Ficar quando é mais fácil sair. Ouvir quando é mais fácil ignorar. Tentar
entender quando seria mais simples desistir. Essas escolhas nem sempre são
heroicas. Muitas vezes, são silenciosas, quase invisíveis. Mas são essas
decisões que sustentam tudo o que vem a seguir, que fazem o amor crescer e
fortalecer-se.
O amor também aprende. Ensinar o
amor a crescer não é fácil. Há tropeços, palavras ditas de forma inadequada.
Momentos em que se diz mais do que se deveria e outros em que se deveria ter
dito muito mais. Mas o amor, quando é verdadeiro, não desaparece à primeira
falha. Fica ali, procurando entender como seguir em frente, como aprender com
os erros e continuar a crescer. E há também o lado do amor que poucos gostam de
admitir. Nem sempre é confortável. Às vezes, expõe-nos. Faz-nos dizer coisas
que não sabíamos que estavam dentro de nós. Obriga-nos a olhar para nós mesmos
com uma honestidade que pode ser desconfortável, mas é necessária. Amar alguém
é também ser visto, de verdade, com todas as nossas falhas, medos e
contradições. E continuar a ser escolhido, mesmo assim, é um presente precioso.

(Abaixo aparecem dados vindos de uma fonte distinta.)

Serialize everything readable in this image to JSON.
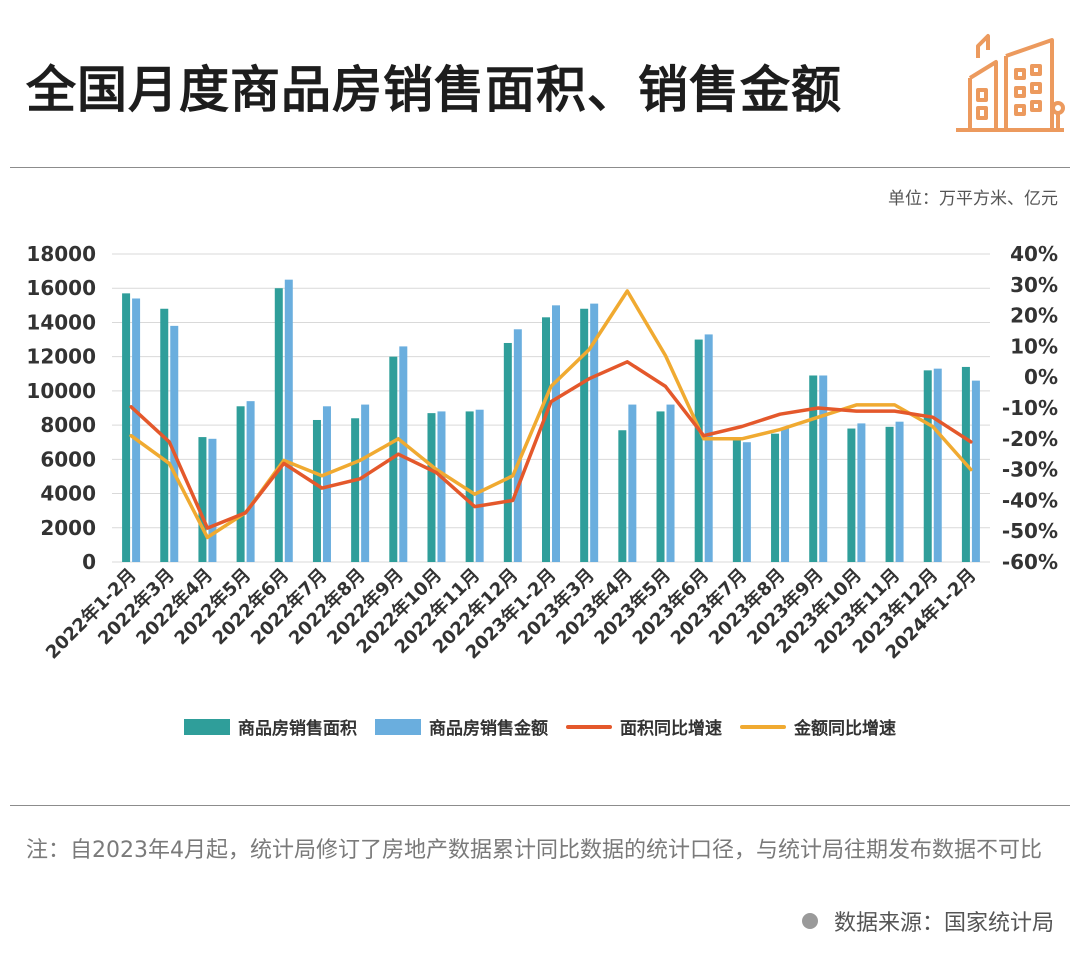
{
  "title": "全国月度商品房销售面积、销售金额",
  "unit_label": "单位：万平方米、亿元",
  "legend": {
    "area": "商品房销售面积",
    "amount": "商品房销售金额",
    "area_growth": "面积同比增速",
    "amount_growth": "金额同比增速"
  },
  "note": "注：自2023年4月起，统计局修订了房地产数据累计同比数据的统计口径，与统计局往期发布数据不可比",
  "source": "数据来源：国家统计局",
  "colors": {
    "area_bar": "#2f9e9a",
    "amount_bar": "#6aaede",
    "area_line": "#e4582b",
    "amount_line": "#f0aa31",
    "grid": "#d9d9d9",
    "logo": "#ec9a5e"
  },
  "chart_data": {
    "type": "bar",
    "categories": [
      "2022年1-2月",
      "2022年3月",
      "2022年4月",
      "2022年5月",
      "2022年6月",
      "2022年7月",
      "2022年8月",
      "2022年9月",
      "2022年10月",
      "2022年11月",
      "2022年12月",
      "2023年1-2月",
      "2023年3月",
      "2023年4月",
      "2023年5月",
      "2023年6月",
      "2023年7月",
      "2023年8月",
      "2023年9月",
      "2023年10月",
      "2023年11月",
      "2023年12月",
      "2024年1-2月"
    ],
    "series": [
      {
        "name": "商品房销售面积",
        "axis": "left",
        "kind": "bar",
        "values": [
          15700,
          14800,
          7300,
          9100,
          16000,
          8300,
          8400,
          12000,
          8700,
          8800,
          12800,
          14300,
          14800,
          7700,
          8800,
          13000,
          7100,
          7500,
          10900,
          7800,
          7900,
          11200,
          11400
        ]
      },
      {
        "name": "商品房销售金额",
        "axis": "left",
        "kind": "bar",
        "values": [
          15400,
          13800,
          7200,
          9400,
          16500,
          9100,
          9200,
          12600,
          8800,
          8900,
          13600,
          15000,
          15100,
          9200,
          9200,
          13300,
          7000,
          7800,
          10900,
          8100,
          8200,
          11300,
          10600
        ]
      },
      {
        "name": "面积同比增速",
        "axis": "right",
        "kind": "line",
        "values": [
          -9.6,
          -21,
          -49,
          -44,
          -28,
          -36,
          -33,
          -25,
          -31,
          -42,
          -40,
          -8,
          -0.5,
          5,
          -3,
          -19,
          -16,
          -12,
          -10,
          -11,
          -11,
          -13,
          -21
        ]
      },
      {
        "name": "金额同比增速",
        "axis": "right",
        "kind": "line",
        "values": [
          -19,
          -28,
          -52,
          -44,
          -27,
          -32,
          -27,
          -20,
          -30,
          -38,
          -32,
          -3,
          9,
          28,
          7,
          -20,
          -20,
          -17,
          -13,
          -9,
          -9,
          -16,
          -30
        ]
      }
    ],
    "y_left": {
      "min": 0,
      "max": 18000,
      "ticks": [
        0,
        2000,
        4000,
        6000,
        8000,
        10000,
        12000,
        14000,
        16000,
        18000
      ]
    },
    "y_right": {
      "min": -60,
      "max": 40,
      "ticks": [
        "-60%",
        "-50%",
        "-40%",
        "-30%",
        "-20%",
        "-10%",
        "0%",
        "10%",
        "20%",
        "30%",
        "40%"
      ]
    },
    "grid": true,
    "legend_position": "bottom"
  }
}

O amor amadurece desse jeito. Não
como um fogo constante e perfeito, mas como algo que aprende a respirar. Há
fases em que arde mais e outras em que parece quase apagado. Mas isso não
significa ausência, significa transformação. Significa que também precisa de
tempo, como tudo o que é vivo. Com o tempo, entendemos que o amor não se limita
a grandes gestos. Vive no dia a dia, na forma como alguém te espera sem
reclamar, na paciência que se constrói aos poucos, na capacidade de rir de
coisas que, noutro momento, seriam motivo de discussão. Vive também no silêncio
confortável aquele que não pesa, não afasta, mas apenas existe.
E mesmo quando há distância, o amor
nem sempre desaparece. Às vezes, transforma-se em memória, em aprendizado, ou
em saudade que não machuca tanto, mas que ensina.
O amor não tem pressa de
desaparecer completamente, pois nem tudo o que termina perde o significado.
Existem amores que ficam na nossa vida como uma casa, outros como uma estrada,
e outros como um vento que passou e mudou algo sem pedir permissão. E todos, de
certa forma, deixam uma marca — uma lembrança que carregamos conosco.
E talvez a parte mais bonita, e
mais difícil, seja esta: o amor não promete que será fácil. Promete apenas que,
se for verdadeiro, valerá o esforço de aprender a cuidar melhor. De tentar
novamente, mesmo após falhar. No final, o amor não é uma resposta pronta. É uma
pergunta feita todos os dias, de formas diferentes. E a resposta, quando
existe, nunca é perfeita. Mas é real. E, às vezes, isso é suficiente.